Quedas do Iguaçu – Reportagem exibida domingo passado pelo Fantástico da Rede Globo, que trouxe informações graves extraídas de estudo da Controladoria Geral da União, contou uma parte da história da ineficiência do projeto de reforma agrária no Brasil.
As sérias limitações do Incra (Instituto Nacional de Colonização e Reforma Agrária), associadas a interesses no mínimo duvidosos, são um indicativo de que mudanças urgentes são necessárias para cumprir o que prega o Estatuto da Terra. O levantamento enumera absurdos gigantescos, como contemplar com lotes da reforma agrária políticos, empresários, menores de idade e até pessoas que já morreram.
O Incra até tenta se justificar, mas diante de situações tão agudas pouco ou quase nada do que argumente pode ser levado em consideração. O diagnóstico da CGU leva em consideração, entretanto, apenas doações de áreas a cerca de um milhão de pessoas em 20 anos.
40% vendidos
Caso a Controladoria tivesse meios para aprofundar a sua apuração e levar o estudo a campo, chegaria a conclusões ainda mais reveladoras. Pessoas que acompanham a movimentação e a realidade em assentamentos no interior do Paraná afirmam que a venda do direito do lote, o que é proibido, é prática frequente.
Levantamentos extraoficiais indicam que nos assentamentos Ireno Alves e Marcos Freire, em Rio Bonito do Iguaçu – áreas da antiga Giacomet e Marodin, hoje Araupel -, mais de 40% dos terrenos já foram comercializados. O índice chegaria a 30% no Assentamento Celso Furtado, em Quedas do Iguaçu. Dos 1,1 mil espaços criados sob as regras do Estatuto da Terra, documento de 1969 que baliza a reforma agrária, cerca de 350 já teriam trocado de mãos.
Em 83 lotes, só três moradores originais
O tamanho do descrédito e da ineficiência do atual modelo de reforma agrária brasileiro pode ser medido por outros números, muito mais graves do que os apurados pela CGU. Um deles vem do Assentamento Rio Perdido, o primeiro a ser criado na região de Quedas do Iguaçu.
Somente três das famílias originalmente contempladas com lotes há duas décadas permanecem no local. As outras 80 não estão mais lá. Os motivos do êxodo são os mais diversos, mas principalmente residem na venda irregular da área e no retorno às novas invasões na esperança de, mais uma vez, serem contempladas.

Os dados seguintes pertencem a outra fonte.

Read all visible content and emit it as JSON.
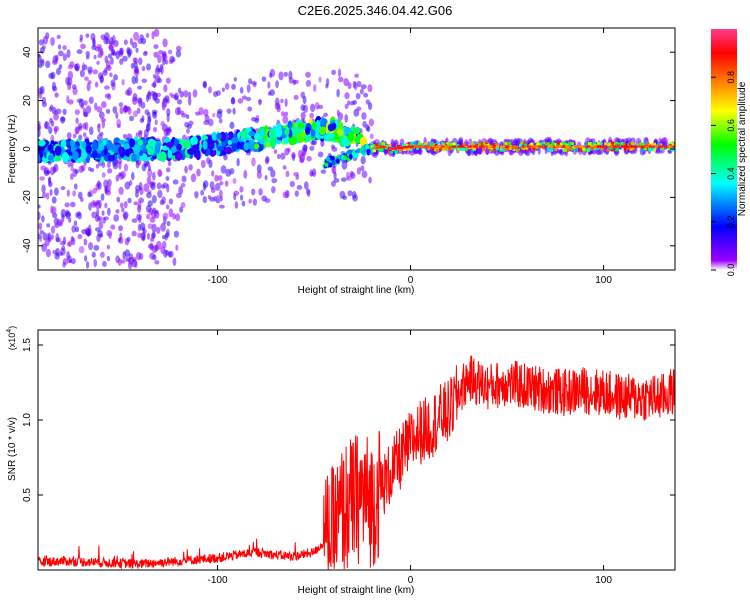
{
  "title": "C2E6.2025.346.04.42.G06",
  "chart_data": [
    {
      "type": "heatmap",
      "title": "C2E6.2025.346.04.42.G06",
      "xlabel": "Height of straight line (km)",
      "ylabel": "Frequency (Hz)",
      "xlim": [
        -193,
        137
      ],
      "ylim": [
        -50,
        50
      ],
      "xticks": [
        -100,
        0,
        100
      ],
      "xtick_labels": [
        "-100",
        "0",
        "100"
      ],
      "yticks": [
        -40,
        -20,
        0,
        20,
        40
      ],
      "ytick_labels": [
        "-40",
        "-20",
        "0",
        "20",
        "40"
      ],
      "ridge": {
        "x": [
          -193,
          -170,
          -140,
          -120,
          -100,
          -80,
          -60,
          -50,
          -40,
          -35,
          -30,
          -25,
          -20,
          -15,
          -10,
          0,
          10,
          50,
          100,
          137
        ],
        "frequency": [
          -1,
          -1,
          0,
          0,
          2,
          4,
          7,
          8,
          8,
          6,
          5,
          4,
          0,
          1,
          0,
          1,
          1,
          1,
          1,
          1
        ]
      },
      "colorbar": {
        "label": "Normalized spectral amplitude",
        "range": [
          0,
          1
        ],
        "ticks": [
          0.0,
          0.2,
          0.4,
          0.6,
          0.8
        ],
        "tick_labels": [
          "0.0",
          "0.2",
          "0.4",
          "0.6",
          "0.8"
        ],
        "colors": [
          "#ffffff",
          "#9b00ff",
          "#0000ff",
          "#00ffff",
          "#00ff00",
          "#ffff00",
          "#ff8000",
          "#ff0000",
          "#ff3c8c"
        ]
      }
    },
    {
      "type": "line",
      "xlabel": "Height of straight line (km)",
      "ylabel": "SNR (10 * v/v)",
      "multiplier": "(x10",
      "multiplier_exp": "4",
      "multiplier_close": ")",
      "xlim": [
        -193,
        137
      ],
      "ylim": [
        0,
        1.6
      ],
      "xticks": [
        -100,
        0,
        100
      ],
      "xtick_labels": [
        "-100",
        "0",
        "100"
      ],
      "yticks": [
        0.5,
        1.0,
        1.5
      ],
      "ytick_labels": [
        "0.5",
        "1.0",
        "1.5"
      ],
      "color": "#ff0000",
      "series": [
        {
          "name": "SNR",
          "x": [
            -193,
            -180,
            -160,
            -140,
            -120,
            -100,
            -90,
            -80,
            -70,
            -60,
            -50,
            -45,
            -40,
            -35,
            -30,
            -25,
            -20,
            -15,
            -10,
            -5,
            0,
            5,
            10,
            15,
            20,
            25,
            30,
            40,
            50,
            60,
            70,
            80,
            90,
            100,
            110,
            120,
            130,
            137
          ],
          "values": [
            0.05,
            0.06,
            0.05,
            0.04,
            0.06,
            0.08,
            0.1,
            0.12,
            0.1,
            0.09,
            0.12,
            0.18,
            0.25,
            0.4,
            0.45,
            0.5,
            0.45,
            0.55,
            0.65,
            0.75,
            0.85,
            0.92,
            0.95,
            1.02,
            1.05,
            1.18,
            1.28,
            1.22,
            1.25,
            1.22,
            1.2,
            1.18,
            1.2,
            1.18,
            1.15,
            1.15,
            1.15,
            1.2
          ]
        }
      ]
    }
  ]
}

Estudos indicam que pelo menos 400 de 600 famílias assentadas em Goioxim, município próximo de Cantagalo, no Centro-Sul do Estado, comercializaram seus lotes. No Assentamento Manasa, em Porto Barreiro, que faz divisa com Laranjeiras do Sul, 37 dos 60 donos originais já teriam passado os pedaços de terra para frente.
Indícios de irregularidades em mais de 76 mil lotes
A apuração de informações cadastrais e o cruzamento de informações levou a Controladoria Geral da União a um número absurdo que, entretanto, é considerado pequeno diante do que realmente ocorre com o atual modelo de reforma agrária no Brasil.

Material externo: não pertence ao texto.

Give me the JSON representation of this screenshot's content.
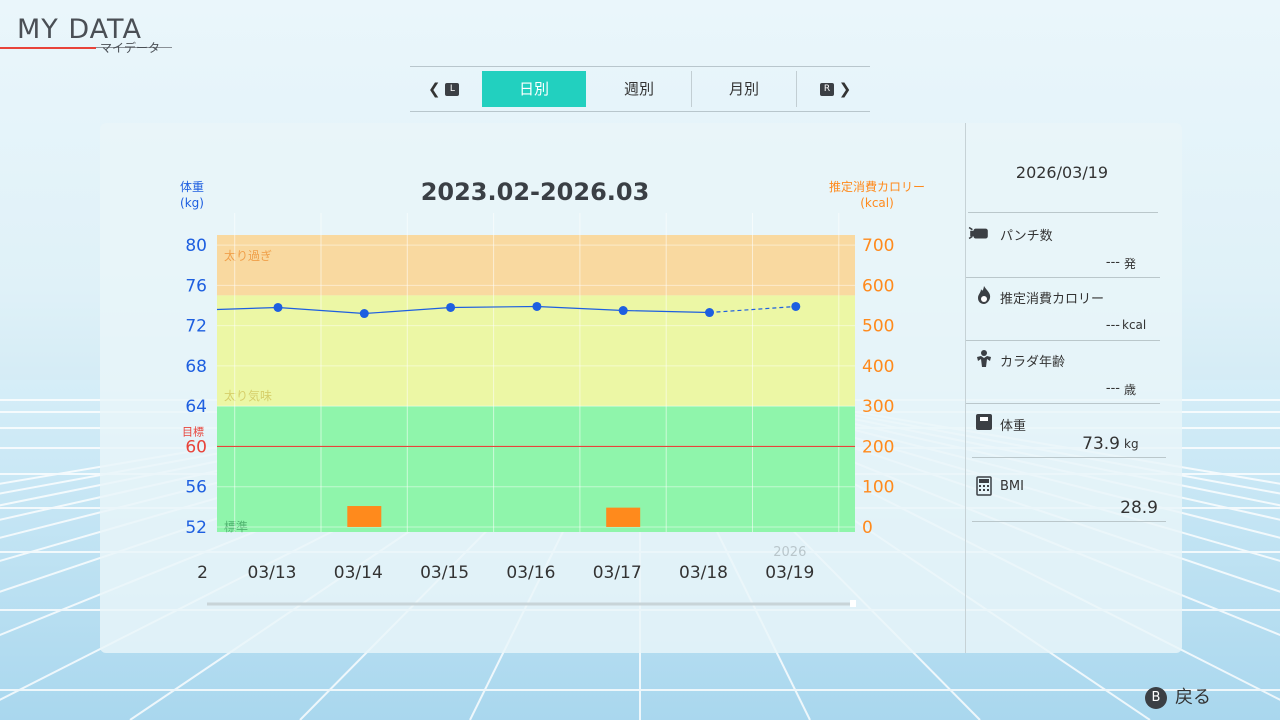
{
  "header": {
    "title": "MY DATA",
    "subtitle": "マイデータ"
  },
  "tabs": {
    "prev_button": "L",
    "next_button": "R",
    "items": [
      {
        "label": "日別",
        "active": true
      },
      {
        "label": "週別",
        "active": false
      },
      {
        "label": "月別",
        "active": false
      }
    ]
  },
  "chart_data": {
    "type": "line",
    "title": "2023.02-2026.03",
    "y_left_label": "体重\n(kg)",
    "y_right_label": "推定消費カロリー\n(kcal)",
    "y_left_ticks": [
      80,
      76,
      72,
      68,
      64,
      60,
      56,
      52
    ],
    "y_right_ticks": [
      700,
      600,
      500,
      400,
      300,
      200,
      100,
      0
    ],
    "ylim_left": [
      52,
      80
    ],
    "ylim_right": [
      0,
      700
    ],
    "x_left_cutoff": "2",
    "x": [
      "03/13",
      "03/14",
      "03/15",
      "03/16",
      "03/17",
      "03/18",
      "03/19"
    ],
    "x_year_label": "2026",
    "weight_series": {
      "values": [
        73.8,
        73.2,
        73.8,
        73.9,
        73.5,
        73.3,
        73.9
      ],
      "leading_value": 73.6,
      "dashed_last_segment": true
    },
    "calorie_bars": {
      "values": [
        null,
        52,
        null,
        null,
        48,
        null,
        null
      ]
    },
    "zones": [
      {
        "label": "太り過ぎ",
        "from": 75,
        "to": 81,
        "color": "#f9d9a0"
      },
      {
        "label": "太り気味",
        "from": 64,
        "to": 75,
        "color": "#ecf7a5"
      },
      {
        "label": "標準",
        "from": 51.5,
        "to": 64,
        "color": "#8ff5ab"
      }
    ],
    "target": {
      "label": "目標",
      "value": 60
    }
  },
  "side": {
    "date": "2026/03/19",
    "rows": [
      {
        "icon": "punch-icon",
        "label": "パンチ数",
        "value": "---",
        "unit": "発"
      },
      {
        "icon": "flame-icon",
        "label": "推定消費カロリー",
        "value": "---",
        "unit": "kcal"
      },
      {
        "icon": "muscle-icon",
        "label": "カラダ年齢",
        "value": "---",
        "unit": "歳"
      },
      {
        "icon": "scale-icon",
        "label": "体重",
        "value": "73.9",
        "unit": "kg"
      },
      {
        "icon": "calculator-icon",
        "label": "BMI",
        "value": "28.9",
        "unit": ""
      }
    ]
  },
  "footer": {
    "back_button": "B",
    "back_label": "戻る"
  },
  "colors": {
    "accent": "#22d0bf",
    "weight": "#1e5fe0",
    "calorie": "#ff8a1c",
    "target": "#e8433a"
  }
}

Em pelo menos 8% do material que foi analisado, ou 76.436 lotes há sérios indícios de irregularidades. Caso outros desdobramentos verificados depois do repasse da terra fossem considerados, principalmente no que se refere à venda do direito à posse da área, o índice de problemas ultrapassaria os 40%.
A própria reportagem do Fantástico rotulou o cenário como a farra da distribuição de terras no País. Pelas regras atualmente observadas, todo trabalhador rural que não tenha sítio ou área agrícola pode se cadastrar no Incra. Ele precisa comprovar renda inferior a três salários mínimos.
A Controladoria também apurou que houve a homologação de 15.347 parcelas a favor de pessoas que já haviam sido anteriormente beneficiadas pelo PNRA (Programa Nacional de Reforma Agrária).
Também constatou-se que 4.245 unidades familiares contemplaram pessoas com renda familiar superior a três salários mínimos. Há ainda, ferindo princípios básicos da reforma agrária, repasse de terra a 8.519 menores de idades, de 7.872 lotes doados a empresários, 449 a pessoas que já morreram e 271 a políticos eleitos.
Atualmente, há 120 mil famílias na fila à espera de um dos lotes da reforma agrária. Parte das famílias assentadas atende aos critérios, não vendeu e vive do que extrai da propriedade.
A direção do Instituto Nacional de Colonização e Reforma Agrária reconhece que precisa modernizar e melhorar seus critérios de seleção e avaliação. Também garante que, caso as irregularidades apontadas pela CGU forem comprovadas, os lotes em questão serão retomados e entregues a famílias que comprovadamente precisem de terras para a sua subsistência.